Supported NCBI Genetic Code Tables:
| Table No | Genetic Code | | -------- | -------------------------------------------------------------------------------------------- | | 1 | The Standard Code | | 2 | The Vertebrate Mitochondrial Code | | 3 | The Yeast Mitochondrial Code | | 4 | The Mold, Protozoan, and Coelenterate Mitochondrial Code and the Mycoplasma/Spiroplasma Code | | 5 | The Invertebrate Mitochondrial Code | | 6 | The Ciliate, Dasycladacean and Hexamita Nuclear Code | | 9 | The Echinoderm and Flatworm Mitochondrial Code | | 10 | The Euplotid Nuclear Code | | 11 | The Bacterial, Archaeal and Plant Plastid Code | | 12 | The Alternative Yeast Nuclear Code | | 13 | The Ascidian Mitochondrial Code | | 14 | The Alternative Flatworm Mitochondrial Code | | 16 | Chlorophycean Mitochondrial Code | | 21 | Trematode Mitochondrial Code | | 22 | Scenedesmus obliquus Mitochondrial Code | | 23 | Thraustochytrium Mitochondrial Code | | 24 | Rhabdopleuridae Mitochondrial Code | | 25 | Candidate Division SR1 and Gracilibacteria Code | | 26 | Pachysolen tannophilus Nuclear Code | | 29 | Mesodinium Nuclear Code | | 30 | Peritrich Nuclear Code | | 33 | Cephalodiscidae Mitochondrial UAA-Tyr Code |
To translate dna alignment to amino acid:
Bash
segul translate -d [path-to-alignment-files] -f [sequence-format-keyword]

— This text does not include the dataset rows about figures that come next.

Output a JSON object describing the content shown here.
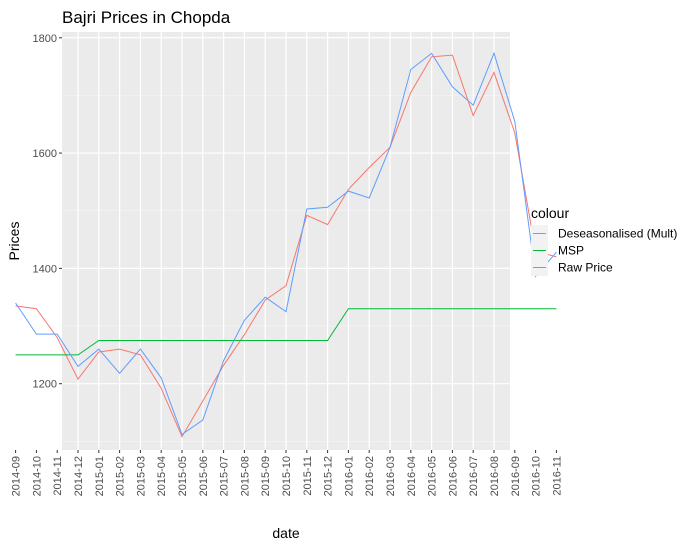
{
  "chart_data": {
    "type": "line",
    "title": "Bajri Prices in Chopda",
    "xlabel": "date",
    "ylabel": "Prices",
    "ylim": [
      1085,
      1810
    ],
    "yticks": [
      1200,
      1400,
      1600,
      1800
    ],
    "grid": true,
    "legend": {
      "title": "colour",
      "position": "right"
    },
    "categories": [
      "2014-09",
      "2014-10",
      "2014-11",
      "2014-12",
      "2015-01",
      "2015-02",
      "2015-03",
      "2015-04",
      "2015-05",
      "2015-06",
      "2015-07",
      "2015-08",
      "2015-09",
      "2015-10",
      "2015-11",
      "2015-12",
      "2016-01",
      "2016-02",
      "2016-03",
      "2016-04",
      "2016-05",
      "2016-06",
      "2016-07",
      "2016-08",
      "2016-09",
      "2016-10",
      "2016-11"
    ],
    "series": [
      {
        "name": "Deseasonalised (Mult)",
        "color": "#F8766D",
        "values": [
          1335,
          1330,
          1280,
          1208,
          1255,
          1260,
          1250,
          1192,
          1108,
          1170,
          1232,
          1285,
          1345,
          1370,
          1492,
          1476,
          1537,
          1575,
          1610,
          1705,
          1767,
          1770,
          1665,
          1740,
          1635,
          1430,
          1420
        ]
      },
      {
        "name": "MSP",
        "color": "#00BA38",
        "values": [
          1250,
          1250,
          1250,
          1250,
          1275,
          1275,
          1275,
          1275,
          1275,
          1275,
          1275,
          1275,
          1275,
          1275,
          1275,
          1275,
          1330,
          1330,
          1330,
          1330,
          1330,
          1330,
          1330,
          1330,
          1330,
          1330,
          1330
        ]
      },
      {
        "name": "Raw Price",
        "color": "#619CFF",
        "values": [
          1340,
          1286,
          1286,
          1230,
          1260,
          1218,
          1260,
          1210,
          1112,
          1137,
          1240,
          1310,
          1350,
          1325,
          1503,
          1506,
          1534,
          1522,
          1610,
          1745,
          1773,
          1715,
          1683,
          1773,
          1655,
          1386,
          1428
        ]
      }
    ]
  }
}
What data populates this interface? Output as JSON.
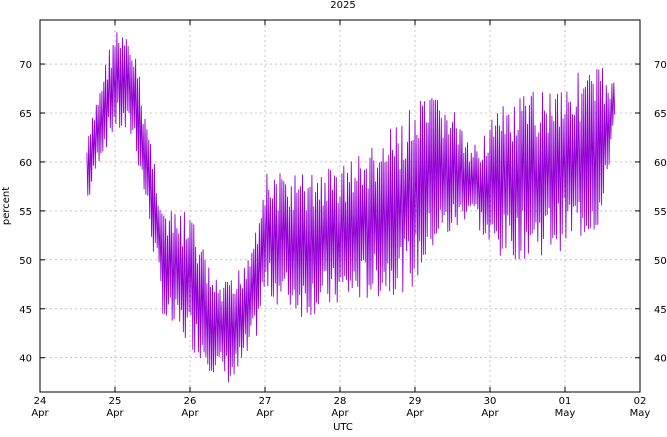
{
  "chart_data": {
    "type": "line",
    "title": "2025",
    "xlabel": "UTC",
    "ylabel": "percent",
    "x_tick_labels": [
      {
        "day": "24",
        "month": "Apr"
      },
      {
        "day": "25",
        "month": "Apr"
      },
      {
        "day": "26",
        "month": "Apr"
      },
      {
        "day": "27",
        "month": "Apr"
      },
      {
        "day": "28",
        "month": "Apr"
      },
      {
        "day": "29",
        "month": "Apr"
      },
      {
        "day": "30",
        "month": "Apr"
      },
      {
        "day": "01",
        "month": "May"
      },
      {
        "day": "02",
        "month": "May"
      }
    ],
    "xlim": [
      "2025-04-24T00:00",
      "2025-05-02T00:00"
    ],
    "ylim": [
      36.5,
      74.5
    ],
    "y_ticks": [
      40,
      45,
      50,
      55,
      60,
      65,
      70
    ],
    "grid": true,
    "series": [
      {
        "color": "#9400d3",
        "envelope": [
          {
            "x": "2025-04-24T15:00",
            "low": 55,
            "high": 62
          },
          {
            "x": "2025-04-24T19:00",
            "low": 60,
            "high": 68
          },
          {
            "x": "2025-04-25T00:00",
            "low": 63,
            "high": 74
          },
          {
            "x": "2025-04-25T06:00",
            "low": 62,
            "high": 72
          },
          {
            "x": "2025-04-25T10:00",
            "low": 55,
            "high": 65
          },
          {
            "x": "2025-04-25T16:00",
            "low": 43,
            "high": 55
          },
          {
            "x": "2025-04-26T00:00",
            "low": 41,
            "high": 55
          },
          {
            "x": "2025-04-26T08:00",
            "low": 38,
            "high": 48
          },
          {
            "x": "2025-04-26T14:00",
            "low": 37,
            "high": 48
          },
          {
            "x": "2025-04-26T20:00",
            "low": 40,
            "high": 53
          },
          {
            "x": "2025-04-27T00:00",
            "low": 46,
            "high": 59
          },
          {
            "x": "2025-04-27T12:00",
            "low": 44,
            "high": 59
          },
          {
            "x": "2025-04-28T00:00",
            "low": 45,
            "high": 60
          },
          {
            "x": "2025-04-28T12:00",
            "low": 46,
            "high": 62
          },
          {
            "x": "2025-04-29T00:00",
            "low": 47,
            "high": 66
          },
          {
            "x": "2025-04-29T06:00",
            "low": 51,
            "high": 67
          },
          {
            "x": "2025-04-29T12:00",
            "low": 52,
            "high": 66
          },
          {
            "x": "2025-04-29T18:00",
            "low": 55,
            "high": 61
          },
          {
            "x": "2025-04-30T00:00",
            "low": 50,
            "high": 65
          },
          {
            "x": "2025-04-30T12:00",
            "low": 50,
            "high": 67
          },
          {
            "x": "2025-05-01T00:00",
            "low": 51,
            "high": 69
          },
          {
            "x": "2025-05-01T12:00",
            "low": 53,
            "high": 70
          },
          {
            "x": "2025-05-01T16:00",
            "low": 65,
            "high": 68
          }
        ]
      }
    ]
  }
}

By default, the app will use the standard code table (NCBI Table 1). To set the translation table, use the --table
option. For example, to translate dna sequences using NCBI Table 2 (vertebrate MtDNA):
Bash
segul translate -d loci/ -f fasta --table 2
You can also set the reading frame using the --rf
option:
Bash
segul translate -d loci/ -f fasta --table 2 --rf 2
To show all the table options, use the --show-tables
flag:
Bash
segul translate --show-tables
Across the app functions, most generic arguments are also available in short format to save time typing them. For example, below we use short arguments to concat alignments in a directory named nexus-alignments
:
Bash
segul concat -d nexus-alignments -f nexus
By default, SEGUL will check whether the sequences contain only valid IUPAC characters. It is set for DNA characters by default. If your input is amino acid sequences, you can use --datatype aa
option to specify the input data type to amino acid. For example to concat sequences of amino acid in a directory named nexus-alignments
:
Bash
segul concat --dir nexus-alignments --input-format nexus --datatype aa
Learn more about using SEGUL here.
The app outputs are the resulting files from each task and a log file. Most information that is printed to the terminal is written to the log file. Unlike the terminal output that we try to keep it clean and only show the most important information, the log file will also contain the dates, times, and the log level status. Each time you run the app, if the log file (named segul.log
) exists in the same directory, the app will append the log output to the same log file. Rename this file or move it to a different folder if you would like to keep a different log file for each task.
For other resulting files, the app forbids over-writting files with similar names. The app will check if a such file exists and will ask if you like to remove it.